L'apprentissage par renforcement multitâche cache un secret : les signaux de récompense qui guident l'alignement fonctionnent souvent les uns contre les autres. Une équipe internationale vient de publier une méthode qui empêche le système de lutter contre lui-même, et son coût d'ajout aux pipelines existants est quasi nul.
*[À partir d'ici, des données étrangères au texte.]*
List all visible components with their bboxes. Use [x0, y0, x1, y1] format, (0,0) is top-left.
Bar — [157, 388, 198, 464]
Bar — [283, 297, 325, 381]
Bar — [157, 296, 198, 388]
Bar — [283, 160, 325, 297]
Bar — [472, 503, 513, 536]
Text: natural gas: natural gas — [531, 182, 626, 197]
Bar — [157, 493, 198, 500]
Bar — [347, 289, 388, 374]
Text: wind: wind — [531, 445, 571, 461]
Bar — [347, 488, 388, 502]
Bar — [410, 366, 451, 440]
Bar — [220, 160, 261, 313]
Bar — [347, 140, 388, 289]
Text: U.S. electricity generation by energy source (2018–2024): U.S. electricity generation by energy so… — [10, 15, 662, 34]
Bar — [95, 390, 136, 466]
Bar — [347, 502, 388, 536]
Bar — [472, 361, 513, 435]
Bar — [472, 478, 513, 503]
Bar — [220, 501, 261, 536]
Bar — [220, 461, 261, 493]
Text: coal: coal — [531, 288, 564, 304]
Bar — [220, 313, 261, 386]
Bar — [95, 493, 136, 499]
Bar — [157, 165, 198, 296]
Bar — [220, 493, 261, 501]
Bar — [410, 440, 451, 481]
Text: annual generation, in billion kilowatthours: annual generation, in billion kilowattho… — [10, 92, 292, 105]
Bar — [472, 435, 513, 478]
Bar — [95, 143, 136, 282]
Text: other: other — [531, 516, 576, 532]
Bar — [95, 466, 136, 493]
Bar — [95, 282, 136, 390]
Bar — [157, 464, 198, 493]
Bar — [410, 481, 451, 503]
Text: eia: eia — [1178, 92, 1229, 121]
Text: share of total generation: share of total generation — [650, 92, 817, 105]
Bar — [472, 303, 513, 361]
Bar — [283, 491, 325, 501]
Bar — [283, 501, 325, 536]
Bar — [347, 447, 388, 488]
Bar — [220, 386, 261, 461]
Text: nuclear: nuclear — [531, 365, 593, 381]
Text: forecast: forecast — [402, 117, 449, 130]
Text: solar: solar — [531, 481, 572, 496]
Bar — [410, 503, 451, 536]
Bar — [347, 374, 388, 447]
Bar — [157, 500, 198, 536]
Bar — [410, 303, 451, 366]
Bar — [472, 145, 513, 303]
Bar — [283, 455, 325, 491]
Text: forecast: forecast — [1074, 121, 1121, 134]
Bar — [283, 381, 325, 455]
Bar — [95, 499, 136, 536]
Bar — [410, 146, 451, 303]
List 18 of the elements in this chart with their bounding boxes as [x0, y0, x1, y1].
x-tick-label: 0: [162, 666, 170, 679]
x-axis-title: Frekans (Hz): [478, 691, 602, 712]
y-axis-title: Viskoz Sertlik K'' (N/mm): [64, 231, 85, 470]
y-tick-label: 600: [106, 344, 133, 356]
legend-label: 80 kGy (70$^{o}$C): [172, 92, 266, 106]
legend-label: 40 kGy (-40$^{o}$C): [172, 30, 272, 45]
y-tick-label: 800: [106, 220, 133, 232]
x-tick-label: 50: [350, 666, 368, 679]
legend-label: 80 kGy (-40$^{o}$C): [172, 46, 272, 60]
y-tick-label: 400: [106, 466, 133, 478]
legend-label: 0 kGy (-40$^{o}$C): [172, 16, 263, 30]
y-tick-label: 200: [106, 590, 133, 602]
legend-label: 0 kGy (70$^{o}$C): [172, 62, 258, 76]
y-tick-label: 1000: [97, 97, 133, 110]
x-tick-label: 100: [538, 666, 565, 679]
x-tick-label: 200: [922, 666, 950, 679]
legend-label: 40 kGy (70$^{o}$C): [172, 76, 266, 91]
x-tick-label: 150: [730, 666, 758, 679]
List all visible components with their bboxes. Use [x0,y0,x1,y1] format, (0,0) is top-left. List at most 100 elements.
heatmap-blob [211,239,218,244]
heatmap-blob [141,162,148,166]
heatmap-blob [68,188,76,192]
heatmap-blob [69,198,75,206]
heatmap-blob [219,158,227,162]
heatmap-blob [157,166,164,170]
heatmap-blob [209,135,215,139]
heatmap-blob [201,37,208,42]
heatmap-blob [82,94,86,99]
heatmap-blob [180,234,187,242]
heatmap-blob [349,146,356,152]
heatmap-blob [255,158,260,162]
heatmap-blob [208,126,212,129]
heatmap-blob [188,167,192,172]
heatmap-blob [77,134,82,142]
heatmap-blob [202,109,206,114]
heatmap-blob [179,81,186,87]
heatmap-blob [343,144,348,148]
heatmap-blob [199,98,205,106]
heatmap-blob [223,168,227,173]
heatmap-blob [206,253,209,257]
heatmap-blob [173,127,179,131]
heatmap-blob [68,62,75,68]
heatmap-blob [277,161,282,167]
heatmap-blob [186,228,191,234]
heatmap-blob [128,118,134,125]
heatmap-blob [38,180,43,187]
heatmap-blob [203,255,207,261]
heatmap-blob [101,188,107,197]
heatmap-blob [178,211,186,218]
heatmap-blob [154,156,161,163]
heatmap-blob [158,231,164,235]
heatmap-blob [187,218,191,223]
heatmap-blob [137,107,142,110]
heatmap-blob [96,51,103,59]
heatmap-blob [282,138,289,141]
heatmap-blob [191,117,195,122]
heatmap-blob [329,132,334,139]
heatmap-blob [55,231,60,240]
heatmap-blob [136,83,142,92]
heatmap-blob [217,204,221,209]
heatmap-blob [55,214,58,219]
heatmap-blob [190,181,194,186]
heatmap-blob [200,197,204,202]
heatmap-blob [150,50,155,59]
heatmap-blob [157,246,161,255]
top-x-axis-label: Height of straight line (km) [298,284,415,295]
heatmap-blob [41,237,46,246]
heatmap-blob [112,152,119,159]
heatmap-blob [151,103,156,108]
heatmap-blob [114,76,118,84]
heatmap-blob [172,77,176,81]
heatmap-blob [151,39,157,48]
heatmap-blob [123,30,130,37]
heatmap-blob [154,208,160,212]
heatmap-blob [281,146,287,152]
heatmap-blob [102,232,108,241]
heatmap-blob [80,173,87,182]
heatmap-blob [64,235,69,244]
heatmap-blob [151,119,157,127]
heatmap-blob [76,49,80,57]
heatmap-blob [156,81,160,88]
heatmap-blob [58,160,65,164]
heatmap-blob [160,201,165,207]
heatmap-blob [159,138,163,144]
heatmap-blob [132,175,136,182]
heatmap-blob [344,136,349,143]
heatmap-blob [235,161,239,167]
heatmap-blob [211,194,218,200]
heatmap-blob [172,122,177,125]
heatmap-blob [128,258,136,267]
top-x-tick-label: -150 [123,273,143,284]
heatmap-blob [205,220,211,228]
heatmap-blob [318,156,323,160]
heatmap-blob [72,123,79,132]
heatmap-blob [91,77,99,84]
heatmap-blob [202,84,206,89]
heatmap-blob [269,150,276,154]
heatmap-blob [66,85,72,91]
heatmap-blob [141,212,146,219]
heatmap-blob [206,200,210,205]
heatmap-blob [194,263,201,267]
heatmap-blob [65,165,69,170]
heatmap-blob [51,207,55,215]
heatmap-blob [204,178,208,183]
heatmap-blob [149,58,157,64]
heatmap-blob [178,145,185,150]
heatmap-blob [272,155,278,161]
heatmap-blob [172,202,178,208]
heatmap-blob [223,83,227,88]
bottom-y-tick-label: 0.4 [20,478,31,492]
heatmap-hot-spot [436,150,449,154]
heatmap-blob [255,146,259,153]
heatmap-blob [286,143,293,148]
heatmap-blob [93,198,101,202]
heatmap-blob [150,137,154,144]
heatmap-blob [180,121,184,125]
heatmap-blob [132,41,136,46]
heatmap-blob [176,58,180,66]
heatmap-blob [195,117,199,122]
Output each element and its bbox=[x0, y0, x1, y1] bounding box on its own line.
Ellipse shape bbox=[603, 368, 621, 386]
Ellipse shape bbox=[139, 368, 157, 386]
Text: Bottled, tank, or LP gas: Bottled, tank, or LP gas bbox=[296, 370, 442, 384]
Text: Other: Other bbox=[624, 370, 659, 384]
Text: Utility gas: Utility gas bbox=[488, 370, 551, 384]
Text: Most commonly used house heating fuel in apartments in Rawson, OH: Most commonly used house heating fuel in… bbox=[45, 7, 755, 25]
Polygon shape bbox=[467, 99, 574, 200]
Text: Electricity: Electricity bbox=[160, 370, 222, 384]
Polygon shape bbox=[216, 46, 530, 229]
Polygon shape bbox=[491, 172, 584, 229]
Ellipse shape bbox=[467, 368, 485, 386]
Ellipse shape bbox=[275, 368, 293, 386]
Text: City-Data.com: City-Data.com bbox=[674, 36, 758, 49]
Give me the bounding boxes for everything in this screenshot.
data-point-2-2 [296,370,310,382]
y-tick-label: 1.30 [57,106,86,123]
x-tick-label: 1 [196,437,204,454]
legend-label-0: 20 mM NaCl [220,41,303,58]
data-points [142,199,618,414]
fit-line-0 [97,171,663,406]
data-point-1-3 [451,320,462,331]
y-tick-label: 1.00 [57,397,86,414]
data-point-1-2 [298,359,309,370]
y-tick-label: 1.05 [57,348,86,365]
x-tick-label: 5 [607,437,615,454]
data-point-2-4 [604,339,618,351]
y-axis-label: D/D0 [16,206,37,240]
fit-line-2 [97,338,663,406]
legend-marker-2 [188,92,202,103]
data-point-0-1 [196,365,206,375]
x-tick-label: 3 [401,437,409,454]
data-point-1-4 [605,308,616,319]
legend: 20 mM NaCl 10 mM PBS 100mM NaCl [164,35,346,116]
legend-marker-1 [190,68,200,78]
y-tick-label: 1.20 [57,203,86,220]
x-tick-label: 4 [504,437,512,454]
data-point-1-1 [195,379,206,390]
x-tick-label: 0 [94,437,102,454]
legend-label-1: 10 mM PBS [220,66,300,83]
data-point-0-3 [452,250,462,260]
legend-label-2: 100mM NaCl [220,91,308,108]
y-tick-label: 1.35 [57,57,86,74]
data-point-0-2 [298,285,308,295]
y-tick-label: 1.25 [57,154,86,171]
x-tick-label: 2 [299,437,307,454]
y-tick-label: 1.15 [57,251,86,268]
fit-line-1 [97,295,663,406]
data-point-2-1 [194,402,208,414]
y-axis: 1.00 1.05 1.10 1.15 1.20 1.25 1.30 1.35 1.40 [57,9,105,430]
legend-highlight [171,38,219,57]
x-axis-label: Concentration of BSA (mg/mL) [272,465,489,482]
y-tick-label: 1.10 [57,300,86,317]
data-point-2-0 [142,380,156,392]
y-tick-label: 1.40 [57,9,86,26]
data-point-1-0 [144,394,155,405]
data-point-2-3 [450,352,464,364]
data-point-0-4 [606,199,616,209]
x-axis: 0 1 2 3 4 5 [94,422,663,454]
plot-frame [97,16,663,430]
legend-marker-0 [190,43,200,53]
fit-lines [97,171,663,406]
Emmanuel Fabrice Omgbwa Yasse Assisté par IA

2026-07-19 · 4 min de lecture

Le correctif en deux mots pour le problème d'auto-sabotage de l'apprentissage par renforcement

L'apprentissage par renforcement à partir du feedback humain (RLHF) est devenu la méthode standard pour aligner les grands modèles de langage sur les préférences humaines. Mais à mesure que les modèles s'entraînent sur un ensemble d'objectifs toujours plus large, respect des instructions, style d'écriture, exactitude factuelle, correction du code, les signaux de récompense qui guident l'apprentissage deviennent désordonnés et souvent contradictoires. Un nouvel article d'une équipe de recherche internationale propose un correctif qui aborde directement ces instabilités. L'horizon de vérification : pourquoi vérifier les…

Le problème des multiples récompenses

Dans l'apprentissage par renforcement multitâche, chaque invite produit son propre vecteur de récompense, combinant des jugements binaires (le modèle a-t-il suivi l'instruction ?), des scores fractionnaires (à quel point le résultat est-il grammatical ?), et des métriques continues (similarité d'incorporation). Ces récompenses fonctionnent souvent à des échelles et distributions très différentes. Pire encore, les dimensions de récompense peuvent être corrélées : un modèle qui écrit bien peut également obtenir un score plus élevé pour le respect des instructions, simplement parce qu'un langage cohérent suit l'accomplissement de la tâche. Les méthodes standard d'estimation de l'avantage, qui calculent un scalaire unique à partir de sommes pondérées, amplifient le bruit provenant à la fois de l'hétéroscédasticité et de la redondance. OPID offre aux agents linguistiques un signal de…

« La difficulté centrale est qu'une scalarisation naïve des récompenses avant le calcul de l'avantage produit des mises à jour de gradient instables », écrivent les auteurs. « Cela est particulièrement aigu lorsque la distribution des récompenses change d'une invite à l'autre et d'une phase d'entraînement à l'autre. »

Les chercheurs identifient deux modes de défaillance : la disparité d'échelle (une récompense fractionnaire allant de 0 à 1 associée à une récompense continue allant de 0 à 100) et la redondance de corrélation (deux dimensions de récompense codant des informations qui se chevauchent, conduisant à des pas de gradient trop confiants).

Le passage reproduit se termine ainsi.